The mechanisms by which enzymes attach sulfur atoms to inert carbon centers are poorly understood despite the importance of these reactions in cellular metabolism and maintenance. One such sulfur-containing molecule of great importance is lipoic acid, an eight-carbon straight-chain fatty acid (octanoic acid) that has one sulfur atom appended to carbon 6 (C6) and one sulfur atom appended to carbon 8 (C8). It is used as a cofactor in several large protein complexes that are involved in energy production and storage, as well as in the metabolism of several amino acids. Despite the relatively detailed understanding of how lipoic acid functions in these complexes, it biosynthesis has been puzzling due to the limited understanding of how sulfur atoms are appended onto aliphatic carbon centers. This research seeks to assess the source of the appended sulfur atoms in this important sulfur-containing molecule and the mechanism of its biosynthesis. This project might provide a new paradigm for this type of chemistry for a large spectrum of C-S bond formation processes in metabolism. Outreach activities to encourage participation of underrepresented minority students in the STEM disciplines will be conducted.

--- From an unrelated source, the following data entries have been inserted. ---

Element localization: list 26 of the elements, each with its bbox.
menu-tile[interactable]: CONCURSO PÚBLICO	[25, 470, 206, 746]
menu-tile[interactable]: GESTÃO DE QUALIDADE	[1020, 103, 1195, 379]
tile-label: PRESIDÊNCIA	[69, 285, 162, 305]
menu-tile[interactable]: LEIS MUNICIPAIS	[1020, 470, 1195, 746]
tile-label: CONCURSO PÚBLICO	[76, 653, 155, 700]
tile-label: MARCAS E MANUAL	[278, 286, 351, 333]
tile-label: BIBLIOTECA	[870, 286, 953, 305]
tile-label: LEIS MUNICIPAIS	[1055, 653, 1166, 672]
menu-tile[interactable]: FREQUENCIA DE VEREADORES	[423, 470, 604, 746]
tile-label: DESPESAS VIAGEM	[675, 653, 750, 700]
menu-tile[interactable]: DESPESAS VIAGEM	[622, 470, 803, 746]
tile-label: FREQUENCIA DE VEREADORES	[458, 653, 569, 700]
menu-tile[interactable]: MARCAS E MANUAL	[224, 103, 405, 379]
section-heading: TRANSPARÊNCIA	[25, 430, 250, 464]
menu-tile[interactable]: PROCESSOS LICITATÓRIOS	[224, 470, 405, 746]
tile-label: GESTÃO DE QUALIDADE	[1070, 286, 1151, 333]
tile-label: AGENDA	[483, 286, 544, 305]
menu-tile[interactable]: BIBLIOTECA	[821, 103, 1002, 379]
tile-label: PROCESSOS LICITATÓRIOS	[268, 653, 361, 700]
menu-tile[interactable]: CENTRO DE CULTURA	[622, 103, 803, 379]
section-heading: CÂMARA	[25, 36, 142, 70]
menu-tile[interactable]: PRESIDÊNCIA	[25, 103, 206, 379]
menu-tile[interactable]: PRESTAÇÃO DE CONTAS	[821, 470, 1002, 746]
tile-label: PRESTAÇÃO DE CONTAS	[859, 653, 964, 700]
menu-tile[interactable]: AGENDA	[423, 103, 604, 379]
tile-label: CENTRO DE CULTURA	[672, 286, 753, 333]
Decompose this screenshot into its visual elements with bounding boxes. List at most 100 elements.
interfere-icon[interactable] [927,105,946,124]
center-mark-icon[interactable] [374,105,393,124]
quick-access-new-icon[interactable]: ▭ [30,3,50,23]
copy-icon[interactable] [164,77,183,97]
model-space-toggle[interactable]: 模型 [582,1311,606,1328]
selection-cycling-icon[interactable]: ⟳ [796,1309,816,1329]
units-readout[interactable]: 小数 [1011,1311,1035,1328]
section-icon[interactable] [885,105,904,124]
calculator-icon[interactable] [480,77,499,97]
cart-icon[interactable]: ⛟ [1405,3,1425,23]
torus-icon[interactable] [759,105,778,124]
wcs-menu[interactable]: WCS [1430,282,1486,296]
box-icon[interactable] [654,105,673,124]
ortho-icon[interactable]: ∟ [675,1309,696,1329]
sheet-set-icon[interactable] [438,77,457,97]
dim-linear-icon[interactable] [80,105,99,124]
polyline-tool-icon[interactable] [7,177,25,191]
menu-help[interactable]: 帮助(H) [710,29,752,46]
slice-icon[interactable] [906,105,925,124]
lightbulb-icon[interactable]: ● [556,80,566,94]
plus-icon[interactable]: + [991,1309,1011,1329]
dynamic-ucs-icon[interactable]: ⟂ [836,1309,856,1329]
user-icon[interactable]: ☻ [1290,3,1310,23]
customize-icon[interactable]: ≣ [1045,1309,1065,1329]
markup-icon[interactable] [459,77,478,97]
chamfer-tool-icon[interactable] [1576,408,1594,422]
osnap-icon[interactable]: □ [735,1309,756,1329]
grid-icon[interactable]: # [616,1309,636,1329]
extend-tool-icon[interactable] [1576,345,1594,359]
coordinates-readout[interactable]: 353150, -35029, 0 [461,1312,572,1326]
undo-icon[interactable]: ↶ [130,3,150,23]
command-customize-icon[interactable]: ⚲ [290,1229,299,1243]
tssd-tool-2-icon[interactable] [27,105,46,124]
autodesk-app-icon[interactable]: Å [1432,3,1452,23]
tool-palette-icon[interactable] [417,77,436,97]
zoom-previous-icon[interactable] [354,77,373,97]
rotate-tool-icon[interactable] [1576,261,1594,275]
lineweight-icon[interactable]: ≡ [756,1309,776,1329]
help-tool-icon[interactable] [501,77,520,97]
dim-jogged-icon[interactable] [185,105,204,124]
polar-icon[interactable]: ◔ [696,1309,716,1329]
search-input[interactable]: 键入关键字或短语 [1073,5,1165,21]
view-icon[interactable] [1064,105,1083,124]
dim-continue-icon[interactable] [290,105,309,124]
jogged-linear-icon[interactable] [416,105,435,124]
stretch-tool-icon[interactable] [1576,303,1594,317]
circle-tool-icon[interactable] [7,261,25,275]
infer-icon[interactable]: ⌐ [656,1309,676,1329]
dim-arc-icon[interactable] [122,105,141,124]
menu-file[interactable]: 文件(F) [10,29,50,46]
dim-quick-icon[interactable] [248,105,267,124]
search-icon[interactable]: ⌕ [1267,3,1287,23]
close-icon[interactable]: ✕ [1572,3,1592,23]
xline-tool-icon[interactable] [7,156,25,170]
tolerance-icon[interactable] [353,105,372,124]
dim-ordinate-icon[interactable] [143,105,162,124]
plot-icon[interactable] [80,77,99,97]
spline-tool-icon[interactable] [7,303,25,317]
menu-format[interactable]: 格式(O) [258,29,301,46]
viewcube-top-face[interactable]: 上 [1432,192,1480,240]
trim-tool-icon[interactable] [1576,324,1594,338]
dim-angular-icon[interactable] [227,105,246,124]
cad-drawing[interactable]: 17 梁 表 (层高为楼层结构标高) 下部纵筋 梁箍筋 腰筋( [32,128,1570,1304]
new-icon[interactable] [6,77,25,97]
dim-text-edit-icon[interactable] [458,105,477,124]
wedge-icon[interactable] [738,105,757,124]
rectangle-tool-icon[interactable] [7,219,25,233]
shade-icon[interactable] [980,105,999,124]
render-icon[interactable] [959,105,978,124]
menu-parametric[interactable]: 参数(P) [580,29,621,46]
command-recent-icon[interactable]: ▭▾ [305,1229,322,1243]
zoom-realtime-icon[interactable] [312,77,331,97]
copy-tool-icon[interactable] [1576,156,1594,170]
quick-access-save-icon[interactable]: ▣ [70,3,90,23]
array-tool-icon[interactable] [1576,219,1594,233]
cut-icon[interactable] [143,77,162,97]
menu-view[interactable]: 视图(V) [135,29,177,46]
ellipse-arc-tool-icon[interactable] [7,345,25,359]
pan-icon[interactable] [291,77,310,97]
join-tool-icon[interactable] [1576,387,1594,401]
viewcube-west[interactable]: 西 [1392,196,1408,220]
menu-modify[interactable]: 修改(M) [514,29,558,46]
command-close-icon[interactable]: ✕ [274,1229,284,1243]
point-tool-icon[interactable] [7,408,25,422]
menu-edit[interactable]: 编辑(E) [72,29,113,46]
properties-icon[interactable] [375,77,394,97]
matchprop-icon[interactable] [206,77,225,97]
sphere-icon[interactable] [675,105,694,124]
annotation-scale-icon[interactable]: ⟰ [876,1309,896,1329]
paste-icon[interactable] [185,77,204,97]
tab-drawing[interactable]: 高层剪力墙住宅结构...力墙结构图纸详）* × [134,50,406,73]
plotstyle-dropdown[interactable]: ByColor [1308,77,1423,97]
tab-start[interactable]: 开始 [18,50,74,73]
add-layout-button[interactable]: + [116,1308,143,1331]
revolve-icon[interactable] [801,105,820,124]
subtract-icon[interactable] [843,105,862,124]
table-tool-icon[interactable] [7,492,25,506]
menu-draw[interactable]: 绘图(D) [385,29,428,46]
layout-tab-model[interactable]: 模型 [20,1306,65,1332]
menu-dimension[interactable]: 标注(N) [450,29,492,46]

This project focuses at the intersection of iron-sulfur cluster and lipoic acid biosynthesis and aims at providing a detailed molecular understanding of how aliphatic carbon centers are functionalized with sulfur atoms. Experiments have shown that a protein called NfuA, which itself is an iron-sulfur protein, can reinsert or repair the degraded auxiliary cluster on lipoyl synthase (LipA) after each turnover. In turn, NfuA obtains its cluster via a complex pathway by which iron-sulfur clusters are biosynthesized and trafficked. The aims of this project focus on elucidating the detailed mechanism that govern how the cluster on NfuA is transferred to LipA. Mössbauer spectroscopy and mass spectrometry will be used to follow iron and sulfur transfer, respectively. Protein crystallography will be used to monitor selenium transfer from NfuA containing a [4Fe-4Se] cluster to LipA, and efforts will be made to obtain structures of the NfuA/LipA complex. Lastly, electron paramagnetic resonance spectroscopy, as well as protein film voltammetry, will be used to study the unique serine ligation to the auxiliary cluster and to determine why it is critical for the reaction of LipA.
This project is jointly funded by the Molecular Biophysics Cluster in the Division of Molecular and Cellular Biosciences and the Chemistry of Life Processes Program in the Division of Chemistry.